In this mini-project, I explore and analyze pulsar data using Apache Spark/PySpark on the Bridges2 supercomputer. The data consists of a series of signals stored as:

* Ascension (degrees)
* Declination (degrees)
* Time (seconds)
* Frequency (MHz)

These are radiofrequency signals that are captured by instruments scanning the sky. The goal is to find the most regular temporarily repeating radiofrequency source. With the completion of this project, I developed skill with Apache spark and aquired the skills necessary to effectively explore and analyze large scale data sets. The code below is the code I wrote to reach my solution.

## PySpark Code

In [None]:
rdd = sc.textFile("pulsar.dat")

split_rdd = rdd.map(lambda x: x.split())

float_rdd = split_rdd.map(lambda xs: [float(x) for x in xs])

round_rdd = float_rdd.map(lambda xr: [round(x, 1) for x in xr])

round_df = spark.createDataFrame(round_rdd, ["Ascension", "Declination", "Time", "Frequency"])


round_df.agg({"Ascension": "max"}).show() 
round_df.agg({"Ascension": "min"}).show()
# I found the range of values for the Ascension and Declination values and found that the minimum is ~59 and the maximum is ~120.

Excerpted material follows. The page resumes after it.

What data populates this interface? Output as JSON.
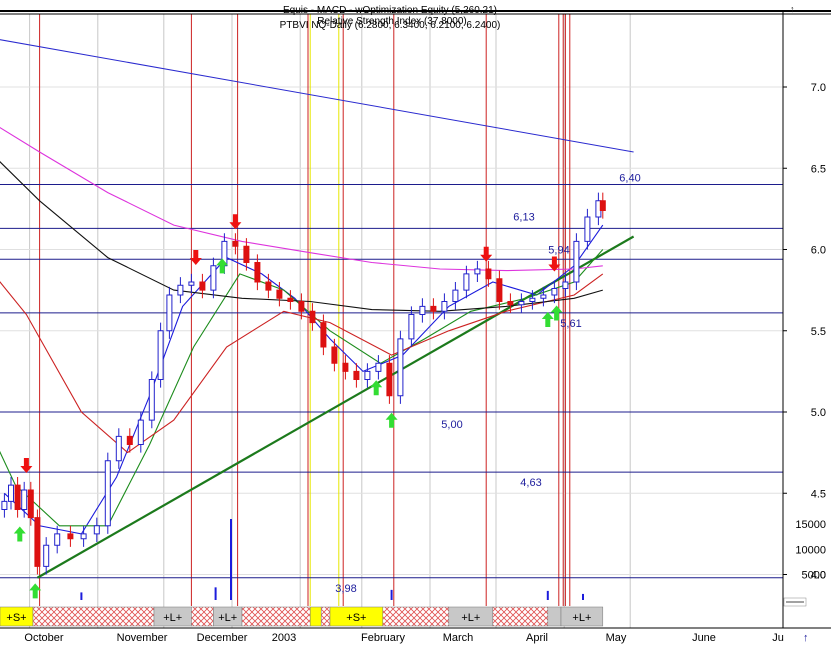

round_df.agg({"Frequency": "max"}).show()
round_df.agg({"Frequency": "min"}).show()
# The range of frequency values is: minimum = ~1000, maximum = ~7999, so I should then filter by frequency values, 
# rather than Degree values.

# Finding the most common frequency values
round_df.select("Frequency").rdd.map(lambda x: (x, 1)).reduceByKey(lambda x, y: x + y).map(lambda x: (x[1], \
                                                                                                      x[0])).sortByKey(False).take(5)


# I Inspected the rows for each of the common Frequency Values and found the largest signal to be at ~2746.4. 
# I reasoned that I would find the most matching Ascension and Declination pairs if I looked at the most common frequency.
round_df.filter(round_df.Frequency.contains("2746.")).orderBy(round_df.Time).show(500)

# Removing the rows that are clearly not part of the signal
round_df.filter(round_df.Frequency.contains("2746.")).where(round_df.Declination != "65.7").where(round_df.Declination != \
                                                                                                "117.7").orderBy(round_df.Time).show(500)

![Screen Shot 2021-11-25 at 11.58.44 PM.png](attachment:3b479f66-ab86-4ec6-9317-67b10f4ce0c7.png)

This is the most regular and temporarily repeating signal. All of the time intervals are 4.6 seconds. The Ascension values are within the range 105.8-106.1, and the Declination Values are within the range 107.8-108.1. The Frequency values are mostly around 2746.4. Not all of these values are within 0.1 of each other but this is expected because 0.1 is the standard deviation of the error, meaning that ~1/3 of the values will actually not be within that error bound.